TOUGH. You always expect a little degeneration when an indie (or Insta) fave graduates to the bigtime. But even by the low intellectual standards set by his flagship, the most recent Glenn Reynolds column at msnbc disappoints. A nine-one-one pre-anniversary column consisting mainly of quotes from the malignant Wolfowitz and one of the young men sent to labor on behalf of his delusions! Has the man no shame? Has msnbc no editors?
Of course the combatant is surly toward "those of you who question the righteousness of this conflict." Put in his unfortunate place, any of us might be pleased at the service he was doing the wretches among whom he'd been placed, and take it to mean that the cause was therefore just. You might obtain a similar effect in Bosnia, Liberia, the Ivory Coast, Ghana, et alia ad nauseum. Which implies that the U.S. Army is now the Peace Corps with bullets and authority for house-to-house searches. It is, as Ward Bond told Jeffrey Hunter in The Searchers, a bitter thing to say, but does this kindness by itself authorize our great and continuing investment of blood, treasure, and national prestige?
We're constantly asked to excuse (and that's the right word) this mad adventure because of the collateral anti-damage. This is portrayed as the "tough" approach. Bullshit. It's the usual domestic "What About the Children?" nonsense applied to foreign policy issues. It would be comical to see the usually hard-eyed Bush Administration, whose "No Child Left Behind" is a notorious dodge stateside, inviting sympathy for the children of Iraq, were this last-ditch pretext for occupation other than pathetic.

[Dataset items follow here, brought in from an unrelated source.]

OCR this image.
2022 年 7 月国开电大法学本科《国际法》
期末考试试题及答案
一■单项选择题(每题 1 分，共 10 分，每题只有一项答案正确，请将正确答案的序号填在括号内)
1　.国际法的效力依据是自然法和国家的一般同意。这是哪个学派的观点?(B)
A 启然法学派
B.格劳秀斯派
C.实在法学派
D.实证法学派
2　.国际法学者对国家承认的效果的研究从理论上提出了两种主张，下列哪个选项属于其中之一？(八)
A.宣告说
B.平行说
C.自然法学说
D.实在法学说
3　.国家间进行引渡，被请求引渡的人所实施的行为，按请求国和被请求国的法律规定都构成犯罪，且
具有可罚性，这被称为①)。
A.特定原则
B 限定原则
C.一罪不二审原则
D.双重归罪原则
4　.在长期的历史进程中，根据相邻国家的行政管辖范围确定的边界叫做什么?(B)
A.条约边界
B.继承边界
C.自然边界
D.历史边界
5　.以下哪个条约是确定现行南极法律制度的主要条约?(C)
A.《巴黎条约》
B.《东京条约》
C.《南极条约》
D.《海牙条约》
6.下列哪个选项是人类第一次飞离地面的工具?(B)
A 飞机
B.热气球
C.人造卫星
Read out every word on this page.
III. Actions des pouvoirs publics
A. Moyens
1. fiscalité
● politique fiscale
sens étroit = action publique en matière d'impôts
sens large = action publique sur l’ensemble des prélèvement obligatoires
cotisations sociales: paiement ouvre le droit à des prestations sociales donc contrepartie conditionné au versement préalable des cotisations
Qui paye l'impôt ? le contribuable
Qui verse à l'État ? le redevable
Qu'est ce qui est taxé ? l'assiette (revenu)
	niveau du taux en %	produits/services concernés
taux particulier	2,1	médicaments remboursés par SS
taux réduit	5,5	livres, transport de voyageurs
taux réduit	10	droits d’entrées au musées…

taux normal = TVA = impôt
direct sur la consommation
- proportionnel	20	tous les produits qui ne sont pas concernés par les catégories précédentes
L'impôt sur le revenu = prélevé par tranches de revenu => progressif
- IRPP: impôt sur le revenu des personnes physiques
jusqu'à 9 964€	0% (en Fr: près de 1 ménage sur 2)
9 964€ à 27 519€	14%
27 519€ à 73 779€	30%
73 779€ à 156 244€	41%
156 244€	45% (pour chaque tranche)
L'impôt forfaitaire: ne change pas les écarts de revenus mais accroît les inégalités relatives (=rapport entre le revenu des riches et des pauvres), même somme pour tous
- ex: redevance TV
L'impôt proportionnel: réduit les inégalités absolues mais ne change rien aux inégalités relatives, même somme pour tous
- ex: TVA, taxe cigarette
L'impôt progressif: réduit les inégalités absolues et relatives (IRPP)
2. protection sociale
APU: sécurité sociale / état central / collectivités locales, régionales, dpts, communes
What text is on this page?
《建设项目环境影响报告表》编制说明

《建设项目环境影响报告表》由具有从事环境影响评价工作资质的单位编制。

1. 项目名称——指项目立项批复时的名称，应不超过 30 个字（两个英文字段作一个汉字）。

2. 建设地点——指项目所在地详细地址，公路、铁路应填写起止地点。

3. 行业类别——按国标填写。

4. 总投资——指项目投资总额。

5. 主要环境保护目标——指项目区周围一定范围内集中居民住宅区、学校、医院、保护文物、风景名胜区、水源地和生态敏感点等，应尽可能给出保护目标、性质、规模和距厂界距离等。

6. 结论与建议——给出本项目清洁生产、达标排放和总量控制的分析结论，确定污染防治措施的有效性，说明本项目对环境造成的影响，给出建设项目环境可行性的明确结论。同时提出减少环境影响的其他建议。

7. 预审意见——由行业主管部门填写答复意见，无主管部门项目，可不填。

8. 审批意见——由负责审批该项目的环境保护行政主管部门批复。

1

I grow weary of humanitarian pretexts and posttexts for foreign interventions. Clinton's Haitian and Bosnian adventures, similarly tricked-up as they were, had more believeable geopolitical rationales -- and if their outcomes, in one or the other case, have proved less than satisfying, at least those failures have been less expensive, and marginally more useful, than the current Iraqi albatross.
Speaking of geopolitics, what's the news from our pals in Saudi Arabia? What? F-15s in Tabuk? Shall we ignore them? What about the children?